Pro Forma Net Income





Post Offering Ownership and Control and Use of Proceeds
Buyers of this common stock will receive Class A shares and will be entitled to one vote per share. There will also be Class B shares that will be entitled to ten votes per share “on all matters to be voted on by our common shareholders.” The Class B shares will be owned by the founders and their family. When the offering is completed Mr. Shaked, who is Chairman of the Board, will control more than 50% of the total voting power of Tilly’s common stock. We don’t know from this first draft of the registration statement exactly how much he’ll control, but it says more than 50%.
As a result, Mr. Shaked is in a position to dictate the outcome of any corporate actions requiring stockholder approval, including the election of directors and mergers, acquisitions and other significant corporate transactions. Mr. Shaked may delay or prevent a change of control from occurring, even if the change of control could appear to benefit the stockholders.”
Tilly’s will be considered to be a controlled company according to the rules of the New York Stock Exchange. As a result a majority of the board of directors don’t have to be independent. And the corporate governance and nominating committee and compensation committee do not have to be composed entirely of independent directors, as would otherwise be required.
Tilly’s says they will comply with these listing requirements anyway, but they don’t have to.
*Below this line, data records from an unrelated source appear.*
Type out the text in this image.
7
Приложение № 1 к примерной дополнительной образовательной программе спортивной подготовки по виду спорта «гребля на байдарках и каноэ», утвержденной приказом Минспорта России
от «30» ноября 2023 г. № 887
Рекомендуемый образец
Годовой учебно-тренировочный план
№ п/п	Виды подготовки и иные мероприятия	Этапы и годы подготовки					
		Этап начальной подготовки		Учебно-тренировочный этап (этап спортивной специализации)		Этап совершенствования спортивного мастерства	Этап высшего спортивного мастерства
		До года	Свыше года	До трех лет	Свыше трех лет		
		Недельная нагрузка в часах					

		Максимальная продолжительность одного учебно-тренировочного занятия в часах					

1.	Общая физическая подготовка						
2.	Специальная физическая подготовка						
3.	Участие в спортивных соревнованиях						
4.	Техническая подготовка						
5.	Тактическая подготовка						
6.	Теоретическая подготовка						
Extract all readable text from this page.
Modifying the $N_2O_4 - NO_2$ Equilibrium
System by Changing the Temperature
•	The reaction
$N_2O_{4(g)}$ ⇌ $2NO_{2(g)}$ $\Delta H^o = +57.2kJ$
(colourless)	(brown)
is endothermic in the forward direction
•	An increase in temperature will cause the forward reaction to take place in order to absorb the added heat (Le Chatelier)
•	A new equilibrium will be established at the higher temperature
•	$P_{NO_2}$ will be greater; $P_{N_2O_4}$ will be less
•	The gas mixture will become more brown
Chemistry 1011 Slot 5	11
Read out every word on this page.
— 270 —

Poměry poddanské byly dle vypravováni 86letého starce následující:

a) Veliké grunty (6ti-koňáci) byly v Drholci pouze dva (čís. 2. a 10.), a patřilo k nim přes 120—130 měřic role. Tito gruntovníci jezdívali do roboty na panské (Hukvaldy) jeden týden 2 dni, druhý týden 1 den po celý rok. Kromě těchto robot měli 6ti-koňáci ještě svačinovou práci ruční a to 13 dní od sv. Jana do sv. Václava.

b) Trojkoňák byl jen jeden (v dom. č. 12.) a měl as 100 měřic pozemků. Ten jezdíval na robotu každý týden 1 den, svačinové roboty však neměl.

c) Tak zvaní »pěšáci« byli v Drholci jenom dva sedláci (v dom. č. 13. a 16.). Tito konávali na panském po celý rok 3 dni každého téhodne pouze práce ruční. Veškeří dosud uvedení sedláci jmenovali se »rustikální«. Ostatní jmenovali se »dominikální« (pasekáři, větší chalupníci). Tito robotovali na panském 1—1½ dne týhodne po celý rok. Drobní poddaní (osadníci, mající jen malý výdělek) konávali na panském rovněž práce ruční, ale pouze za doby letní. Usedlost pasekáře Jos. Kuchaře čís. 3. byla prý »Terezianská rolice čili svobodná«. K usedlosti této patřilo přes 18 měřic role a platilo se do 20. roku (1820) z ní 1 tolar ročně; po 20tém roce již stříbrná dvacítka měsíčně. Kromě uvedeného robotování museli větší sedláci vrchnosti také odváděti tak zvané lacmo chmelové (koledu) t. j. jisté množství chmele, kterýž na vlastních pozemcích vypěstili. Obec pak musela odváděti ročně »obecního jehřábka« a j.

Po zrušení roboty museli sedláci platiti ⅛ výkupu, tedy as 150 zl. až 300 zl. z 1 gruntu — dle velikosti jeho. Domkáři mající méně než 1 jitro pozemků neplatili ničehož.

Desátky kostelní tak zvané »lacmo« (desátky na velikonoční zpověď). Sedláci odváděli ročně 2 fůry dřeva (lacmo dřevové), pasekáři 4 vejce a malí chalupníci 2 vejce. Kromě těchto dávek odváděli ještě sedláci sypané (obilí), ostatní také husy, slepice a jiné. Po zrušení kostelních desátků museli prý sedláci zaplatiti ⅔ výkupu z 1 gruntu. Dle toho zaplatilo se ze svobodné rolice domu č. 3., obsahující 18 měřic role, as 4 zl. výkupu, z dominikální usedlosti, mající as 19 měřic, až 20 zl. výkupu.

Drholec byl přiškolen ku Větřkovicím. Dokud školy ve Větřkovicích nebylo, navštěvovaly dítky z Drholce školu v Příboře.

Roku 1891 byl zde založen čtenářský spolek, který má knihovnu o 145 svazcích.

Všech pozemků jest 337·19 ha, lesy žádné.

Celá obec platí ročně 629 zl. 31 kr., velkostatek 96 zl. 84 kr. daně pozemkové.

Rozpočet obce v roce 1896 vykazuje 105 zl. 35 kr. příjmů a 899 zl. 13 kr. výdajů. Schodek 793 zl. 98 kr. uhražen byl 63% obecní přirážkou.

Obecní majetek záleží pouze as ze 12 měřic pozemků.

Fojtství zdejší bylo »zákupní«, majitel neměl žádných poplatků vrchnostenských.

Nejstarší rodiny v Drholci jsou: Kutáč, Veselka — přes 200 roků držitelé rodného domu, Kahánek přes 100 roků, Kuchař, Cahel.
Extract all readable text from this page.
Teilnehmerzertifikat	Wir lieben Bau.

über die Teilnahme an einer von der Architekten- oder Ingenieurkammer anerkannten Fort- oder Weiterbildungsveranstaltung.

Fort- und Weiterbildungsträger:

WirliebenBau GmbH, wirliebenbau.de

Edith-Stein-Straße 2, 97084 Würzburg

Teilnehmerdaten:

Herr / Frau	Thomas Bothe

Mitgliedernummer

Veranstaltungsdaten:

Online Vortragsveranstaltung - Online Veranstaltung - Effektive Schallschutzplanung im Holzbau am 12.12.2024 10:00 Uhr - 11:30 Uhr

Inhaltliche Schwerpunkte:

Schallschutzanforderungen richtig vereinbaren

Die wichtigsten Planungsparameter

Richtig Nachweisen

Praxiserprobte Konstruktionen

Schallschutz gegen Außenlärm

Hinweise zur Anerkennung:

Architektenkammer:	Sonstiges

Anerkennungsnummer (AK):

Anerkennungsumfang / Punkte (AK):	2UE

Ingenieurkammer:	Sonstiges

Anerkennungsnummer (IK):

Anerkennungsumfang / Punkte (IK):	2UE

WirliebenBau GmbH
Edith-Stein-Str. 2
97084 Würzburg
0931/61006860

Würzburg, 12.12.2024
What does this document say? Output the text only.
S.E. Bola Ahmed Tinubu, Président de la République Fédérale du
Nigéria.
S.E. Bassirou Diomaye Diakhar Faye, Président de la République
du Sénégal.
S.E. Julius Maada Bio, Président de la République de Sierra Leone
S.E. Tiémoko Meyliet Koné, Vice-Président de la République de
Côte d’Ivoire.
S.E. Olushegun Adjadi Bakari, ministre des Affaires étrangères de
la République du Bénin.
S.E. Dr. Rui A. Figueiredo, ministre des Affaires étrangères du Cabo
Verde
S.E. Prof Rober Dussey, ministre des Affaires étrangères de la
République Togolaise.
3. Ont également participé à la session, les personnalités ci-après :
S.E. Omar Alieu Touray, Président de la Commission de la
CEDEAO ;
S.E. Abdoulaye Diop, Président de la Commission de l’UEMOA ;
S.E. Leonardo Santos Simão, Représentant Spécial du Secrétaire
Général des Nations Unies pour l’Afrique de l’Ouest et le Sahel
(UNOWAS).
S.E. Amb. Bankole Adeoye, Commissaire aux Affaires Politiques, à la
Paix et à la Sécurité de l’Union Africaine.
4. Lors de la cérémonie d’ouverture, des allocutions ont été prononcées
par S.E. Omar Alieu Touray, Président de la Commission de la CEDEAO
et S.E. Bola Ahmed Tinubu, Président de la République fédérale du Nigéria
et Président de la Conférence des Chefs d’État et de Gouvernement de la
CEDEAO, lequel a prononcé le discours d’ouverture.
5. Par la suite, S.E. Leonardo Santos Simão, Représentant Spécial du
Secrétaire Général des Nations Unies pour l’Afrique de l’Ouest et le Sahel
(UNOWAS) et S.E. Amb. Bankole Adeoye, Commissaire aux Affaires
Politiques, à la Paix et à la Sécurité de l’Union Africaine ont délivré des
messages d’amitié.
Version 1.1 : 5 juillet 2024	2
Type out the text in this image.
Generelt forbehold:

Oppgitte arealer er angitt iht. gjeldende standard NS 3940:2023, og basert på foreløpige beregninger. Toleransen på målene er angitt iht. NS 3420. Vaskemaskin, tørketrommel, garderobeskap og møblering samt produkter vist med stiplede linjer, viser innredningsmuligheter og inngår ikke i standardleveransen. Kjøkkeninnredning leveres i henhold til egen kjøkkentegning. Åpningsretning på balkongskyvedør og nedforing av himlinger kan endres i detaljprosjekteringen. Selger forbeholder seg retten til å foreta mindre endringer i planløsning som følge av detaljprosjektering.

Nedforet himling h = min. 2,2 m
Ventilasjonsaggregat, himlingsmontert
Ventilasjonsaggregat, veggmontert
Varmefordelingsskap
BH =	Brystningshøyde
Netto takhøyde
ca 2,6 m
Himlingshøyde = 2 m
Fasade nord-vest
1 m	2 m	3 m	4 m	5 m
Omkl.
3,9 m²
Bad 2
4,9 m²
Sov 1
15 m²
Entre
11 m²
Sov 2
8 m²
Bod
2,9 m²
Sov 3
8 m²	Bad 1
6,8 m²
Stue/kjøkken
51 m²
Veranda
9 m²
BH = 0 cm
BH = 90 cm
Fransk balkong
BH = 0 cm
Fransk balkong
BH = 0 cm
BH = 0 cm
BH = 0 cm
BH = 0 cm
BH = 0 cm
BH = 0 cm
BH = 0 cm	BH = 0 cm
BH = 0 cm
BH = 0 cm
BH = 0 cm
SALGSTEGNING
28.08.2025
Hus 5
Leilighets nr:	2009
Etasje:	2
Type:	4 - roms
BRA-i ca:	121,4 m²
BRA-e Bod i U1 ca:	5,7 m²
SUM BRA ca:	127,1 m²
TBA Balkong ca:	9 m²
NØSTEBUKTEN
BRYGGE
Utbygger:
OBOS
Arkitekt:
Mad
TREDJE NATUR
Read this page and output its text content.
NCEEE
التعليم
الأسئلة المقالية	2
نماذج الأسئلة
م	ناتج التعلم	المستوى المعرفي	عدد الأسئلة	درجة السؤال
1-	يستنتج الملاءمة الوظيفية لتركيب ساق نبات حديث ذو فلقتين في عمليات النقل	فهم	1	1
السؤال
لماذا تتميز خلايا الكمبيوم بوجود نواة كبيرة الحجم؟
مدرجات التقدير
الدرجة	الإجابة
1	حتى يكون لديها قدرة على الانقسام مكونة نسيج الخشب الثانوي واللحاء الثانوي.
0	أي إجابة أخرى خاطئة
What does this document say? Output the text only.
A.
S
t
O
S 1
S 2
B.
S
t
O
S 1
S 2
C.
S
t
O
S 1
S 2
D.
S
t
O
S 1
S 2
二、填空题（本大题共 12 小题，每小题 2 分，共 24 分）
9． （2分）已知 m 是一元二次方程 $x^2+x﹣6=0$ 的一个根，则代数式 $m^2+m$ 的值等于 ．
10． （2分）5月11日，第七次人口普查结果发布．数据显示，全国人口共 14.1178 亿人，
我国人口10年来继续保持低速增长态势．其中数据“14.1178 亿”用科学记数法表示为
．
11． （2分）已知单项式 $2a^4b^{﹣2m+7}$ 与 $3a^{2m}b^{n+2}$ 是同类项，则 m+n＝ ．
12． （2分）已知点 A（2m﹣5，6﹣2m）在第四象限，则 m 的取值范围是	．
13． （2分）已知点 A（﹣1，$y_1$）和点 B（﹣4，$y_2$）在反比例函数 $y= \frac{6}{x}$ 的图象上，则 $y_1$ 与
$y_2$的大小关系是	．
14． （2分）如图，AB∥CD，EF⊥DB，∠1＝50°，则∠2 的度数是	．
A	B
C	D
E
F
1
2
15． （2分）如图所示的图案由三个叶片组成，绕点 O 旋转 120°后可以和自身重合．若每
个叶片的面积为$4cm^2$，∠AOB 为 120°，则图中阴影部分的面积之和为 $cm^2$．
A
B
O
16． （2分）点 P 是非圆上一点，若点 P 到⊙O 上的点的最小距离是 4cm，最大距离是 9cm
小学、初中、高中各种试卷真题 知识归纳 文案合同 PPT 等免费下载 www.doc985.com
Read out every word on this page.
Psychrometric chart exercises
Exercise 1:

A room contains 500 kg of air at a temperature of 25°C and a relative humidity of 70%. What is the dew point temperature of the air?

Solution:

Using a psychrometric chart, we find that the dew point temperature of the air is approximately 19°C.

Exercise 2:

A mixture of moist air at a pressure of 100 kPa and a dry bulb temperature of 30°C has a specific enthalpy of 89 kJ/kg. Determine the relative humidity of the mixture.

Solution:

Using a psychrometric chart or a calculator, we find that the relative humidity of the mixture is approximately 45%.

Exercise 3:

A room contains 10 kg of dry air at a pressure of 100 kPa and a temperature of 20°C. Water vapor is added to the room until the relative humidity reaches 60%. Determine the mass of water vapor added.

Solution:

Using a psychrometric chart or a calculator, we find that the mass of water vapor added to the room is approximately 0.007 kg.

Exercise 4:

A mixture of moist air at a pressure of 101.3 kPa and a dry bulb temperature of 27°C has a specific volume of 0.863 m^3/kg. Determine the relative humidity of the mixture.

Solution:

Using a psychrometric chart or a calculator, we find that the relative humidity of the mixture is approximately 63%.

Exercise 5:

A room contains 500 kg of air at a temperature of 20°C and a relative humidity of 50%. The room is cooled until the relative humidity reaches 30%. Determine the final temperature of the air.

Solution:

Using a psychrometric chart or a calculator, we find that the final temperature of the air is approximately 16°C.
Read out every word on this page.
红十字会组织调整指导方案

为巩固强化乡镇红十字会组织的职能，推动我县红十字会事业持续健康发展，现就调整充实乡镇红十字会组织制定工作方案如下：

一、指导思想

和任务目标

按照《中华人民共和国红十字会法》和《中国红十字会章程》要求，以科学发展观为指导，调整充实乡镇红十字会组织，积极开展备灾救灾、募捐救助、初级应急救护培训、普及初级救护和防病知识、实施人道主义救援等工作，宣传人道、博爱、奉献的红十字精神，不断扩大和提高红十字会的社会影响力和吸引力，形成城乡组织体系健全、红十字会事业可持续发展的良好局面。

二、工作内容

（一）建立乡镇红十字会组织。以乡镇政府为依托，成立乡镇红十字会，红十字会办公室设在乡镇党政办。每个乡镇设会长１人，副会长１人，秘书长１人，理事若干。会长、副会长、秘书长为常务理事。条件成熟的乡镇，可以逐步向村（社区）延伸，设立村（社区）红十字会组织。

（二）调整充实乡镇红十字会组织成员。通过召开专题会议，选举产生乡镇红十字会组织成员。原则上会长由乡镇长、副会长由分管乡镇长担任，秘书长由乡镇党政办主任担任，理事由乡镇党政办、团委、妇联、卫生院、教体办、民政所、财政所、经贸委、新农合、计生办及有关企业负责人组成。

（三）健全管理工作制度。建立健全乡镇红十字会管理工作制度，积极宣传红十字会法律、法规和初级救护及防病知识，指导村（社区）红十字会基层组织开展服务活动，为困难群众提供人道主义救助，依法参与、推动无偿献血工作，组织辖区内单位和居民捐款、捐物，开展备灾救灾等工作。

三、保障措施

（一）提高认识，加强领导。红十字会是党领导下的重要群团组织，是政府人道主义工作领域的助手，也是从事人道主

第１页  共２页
The company leases its 172,000 square foot corporate headquarters and distribution center from a company owned by its co-founders. It leases another 24,000 square feet of office and warehouse from one of the co-founders.
As usual, there are a lot of blank spaces in this early version of the Use of Proceeds section. We’ve seen from other sources that the goal is to raise $100 million. What’s going to be done with that money? The registration statement tells us the following:
“Therefore, our stockholders immediately following this offering, who were also the shareholders of World of Jeans & Tops prior to termination of its “S” Corporation status, will receive most of the net proceeds from the sale of shares offered by us.”
We don’t know what “most” is at this point.
After spending 30 years building a successful business, the owners deserve the benefits. But if they are getting “most” of the proceeds of the offering, where’s the money for growing the business to the 500 stores they are planning going to come from? At least that would be my perspective if I were a potential investor.
Competitive Strengths and Growth Strategy
Tilly’s lists six competitive strengths:
  • Destination retailer with a broad, relevant assortment.
  • Dynamic merchandise model.
  • Flexible real estate strategy across real estate venues and geographies.
  • Multi-pronged marketing approach.
  • Sophisticated systems and distribution infrastructure to support growth.
  • Experienced management team.
Their growth strategies are:
  • Expand our store base.
  • Drive comparable store sales.
  • Grow our e-commerce platform.
  •  Increase our operating margins.
If you read the discussions of their competitive strengths, you’ll note a great deal of similarity to other retailers in our space. Maybe that’s why they call them strengths and not advantages. Their growth strategies are exactly the same as every other multi store retailer.
It seems to me that an investor in this stock is basically betting on Tilly’s ability to operate better than its competitors. Of course they do have a successful operating history, but I don’t see an obvious competitive advantage here. I don’t think their plan to grow to 500 stores is necessarily unrealistic, but that most of the offering proceeds are being paid out to the owners makes me wonder how they’ll finance the growth.
We’ll get some more information as the amended S-1s show up.